5. Archie #50 (1951) 
There's some kind of joke on the cover, but who cares. This is my all-time second-favorite image of Betty. Look at the way her skirt, falling off the edge of the couch, makes her look like she's melting. And I won't even go into the counterintuitive things her torso is doing. I should probably shut up now.
6. Hulk #161 (1973)
I really like monsters, and Hulk in the '70s used to battle some cool ones, usually by fist pummeling or by picking one up by his feet and hurling him like a hammer. But none of those fights were as visceral as this one, with the Beast (looking larger than usual) wrapped around the Hulk like a constrictor. Frankly, Beast doesn't have a chance and that man's going to die, but the background is completely superfluous here, and teh two figures are all that matter. This one image is probably the best fight scene of the '70s.
7. Fear #20 (1974)
I once got into a controversy over the cover, and whether Gil Kane penciled it or not; I said he did,
samgrrrl looked it up and said he didn't, and I felt the fool. Well, comics.org says he did, so I am now vindicated. Anyway, this is just the King Kong shot with a vampire instead of an ape, which I admit should be a step down, but the vampire's body language is so expressive: he's simultaneously balancing on a narrow ledge and recoiling (hisssss) from a spotlight, while holding the girl in such a way that he might be threatening to drop her and may just be cradling her. I read this issue, and I don't think this scene appears in it, so I don't actually know what's supposed to be going on, dropping or cradling. "Is he man or monster or both?" Wow, Marvel really was running out of ideas by 1974.

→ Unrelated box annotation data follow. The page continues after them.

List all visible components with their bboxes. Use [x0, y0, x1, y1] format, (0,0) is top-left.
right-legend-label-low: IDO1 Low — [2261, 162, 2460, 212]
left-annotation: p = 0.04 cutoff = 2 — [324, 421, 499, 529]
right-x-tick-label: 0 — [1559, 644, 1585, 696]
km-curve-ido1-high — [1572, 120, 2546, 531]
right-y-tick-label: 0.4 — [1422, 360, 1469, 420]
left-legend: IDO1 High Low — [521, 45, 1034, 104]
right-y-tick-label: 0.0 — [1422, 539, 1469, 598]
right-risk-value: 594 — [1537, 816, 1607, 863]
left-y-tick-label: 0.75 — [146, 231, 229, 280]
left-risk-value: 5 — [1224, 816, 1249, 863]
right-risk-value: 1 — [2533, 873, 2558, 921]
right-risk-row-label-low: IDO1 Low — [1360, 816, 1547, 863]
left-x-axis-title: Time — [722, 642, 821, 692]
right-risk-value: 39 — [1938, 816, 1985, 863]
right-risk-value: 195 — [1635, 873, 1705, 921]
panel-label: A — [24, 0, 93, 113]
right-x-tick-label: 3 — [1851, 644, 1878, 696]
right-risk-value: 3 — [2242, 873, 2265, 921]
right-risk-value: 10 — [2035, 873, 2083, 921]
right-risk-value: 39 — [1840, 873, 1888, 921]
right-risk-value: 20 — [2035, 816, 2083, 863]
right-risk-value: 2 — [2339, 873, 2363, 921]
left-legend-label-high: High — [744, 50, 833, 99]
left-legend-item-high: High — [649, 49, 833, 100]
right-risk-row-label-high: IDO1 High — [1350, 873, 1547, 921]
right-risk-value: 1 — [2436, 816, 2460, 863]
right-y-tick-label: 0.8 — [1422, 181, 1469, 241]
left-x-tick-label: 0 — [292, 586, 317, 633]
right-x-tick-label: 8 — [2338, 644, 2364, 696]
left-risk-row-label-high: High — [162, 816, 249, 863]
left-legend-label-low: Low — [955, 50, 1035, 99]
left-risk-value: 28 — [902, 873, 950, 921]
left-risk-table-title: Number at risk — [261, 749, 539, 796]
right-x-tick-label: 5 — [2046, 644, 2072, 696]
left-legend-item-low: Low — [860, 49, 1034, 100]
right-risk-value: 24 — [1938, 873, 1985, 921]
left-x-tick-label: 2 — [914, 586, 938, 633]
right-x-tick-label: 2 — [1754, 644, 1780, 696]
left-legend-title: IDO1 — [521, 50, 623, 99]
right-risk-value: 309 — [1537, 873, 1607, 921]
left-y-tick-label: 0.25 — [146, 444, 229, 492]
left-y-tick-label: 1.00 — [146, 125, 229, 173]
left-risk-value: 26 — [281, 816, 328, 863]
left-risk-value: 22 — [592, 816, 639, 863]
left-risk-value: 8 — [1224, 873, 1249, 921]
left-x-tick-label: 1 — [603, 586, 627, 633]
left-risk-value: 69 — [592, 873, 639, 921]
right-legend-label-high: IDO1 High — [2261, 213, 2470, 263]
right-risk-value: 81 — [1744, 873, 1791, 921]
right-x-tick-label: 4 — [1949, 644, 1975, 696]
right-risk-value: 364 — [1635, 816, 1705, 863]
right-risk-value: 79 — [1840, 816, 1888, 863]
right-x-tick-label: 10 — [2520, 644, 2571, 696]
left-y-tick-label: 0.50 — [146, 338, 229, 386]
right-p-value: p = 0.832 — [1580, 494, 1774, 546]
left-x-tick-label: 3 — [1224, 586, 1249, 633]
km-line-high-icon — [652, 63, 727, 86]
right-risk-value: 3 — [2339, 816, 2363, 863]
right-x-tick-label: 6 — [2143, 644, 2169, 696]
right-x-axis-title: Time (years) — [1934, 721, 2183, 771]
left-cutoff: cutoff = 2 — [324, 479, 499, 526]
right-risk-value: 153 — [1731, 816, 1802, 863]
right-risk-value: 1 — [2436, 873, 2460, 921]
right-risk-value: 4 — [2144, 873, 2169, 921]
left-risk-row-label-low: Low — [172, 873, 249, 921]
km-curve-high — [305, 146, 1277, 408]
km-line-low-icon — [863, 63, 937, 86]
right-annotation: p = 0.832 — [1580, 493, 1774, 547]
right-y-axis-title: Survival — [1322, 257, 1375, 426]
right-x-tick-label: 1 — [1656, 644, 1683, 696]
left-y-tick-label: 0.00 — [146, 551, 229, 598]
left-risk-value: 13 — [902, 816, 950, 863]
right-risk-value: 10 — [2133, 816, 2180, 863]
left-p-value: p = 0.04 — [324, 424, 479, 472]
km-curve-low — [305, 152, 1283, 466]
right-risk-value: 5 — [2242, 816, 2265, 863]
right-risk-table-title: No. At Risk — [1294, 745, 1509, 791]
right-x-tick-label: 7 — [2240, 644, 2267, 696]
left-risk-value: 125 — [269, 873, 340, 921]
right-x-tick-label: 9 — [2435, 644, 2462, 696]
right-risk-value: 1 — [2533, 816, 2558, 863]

8. Archie's Girls Betty and Veronica #53 (1960)
Oh, I dig this scene, all right. The punctum here is not Veronica on the throne but rather Betty's ponytail which, you will perceive, is inked with a beautiful thick tapering line, with finer lines for the details.
9. Richie Rich Profits #1 (1974)
I went and found this issue, and the story is pretty innocuous, but the cover is a delight. Richie's implication that Mr. Rich is not the first victim of Monster Cola, and the fact that Mr. Rich was apparently relaxing with a nice soda in a vault stocked with money, are both pretty funny, but the best part is the monster himself, still dressed to the nines, his face a rictus of hate, seizing his throat in an attempt to choke himself before he swallows more of this horrible substance. Also, it looks like Richie Rich is about to die.
10. Pep #157 (1962)
This cover is factually inaccurate, as this is not what Venus actually looks like, but hey, it's only a comic. What I like about this cover is Jughead cringing away from physical contact even though he's hermetically sealed in a space suit. Also the flying Venusian girls.
Now other people should make their own lists.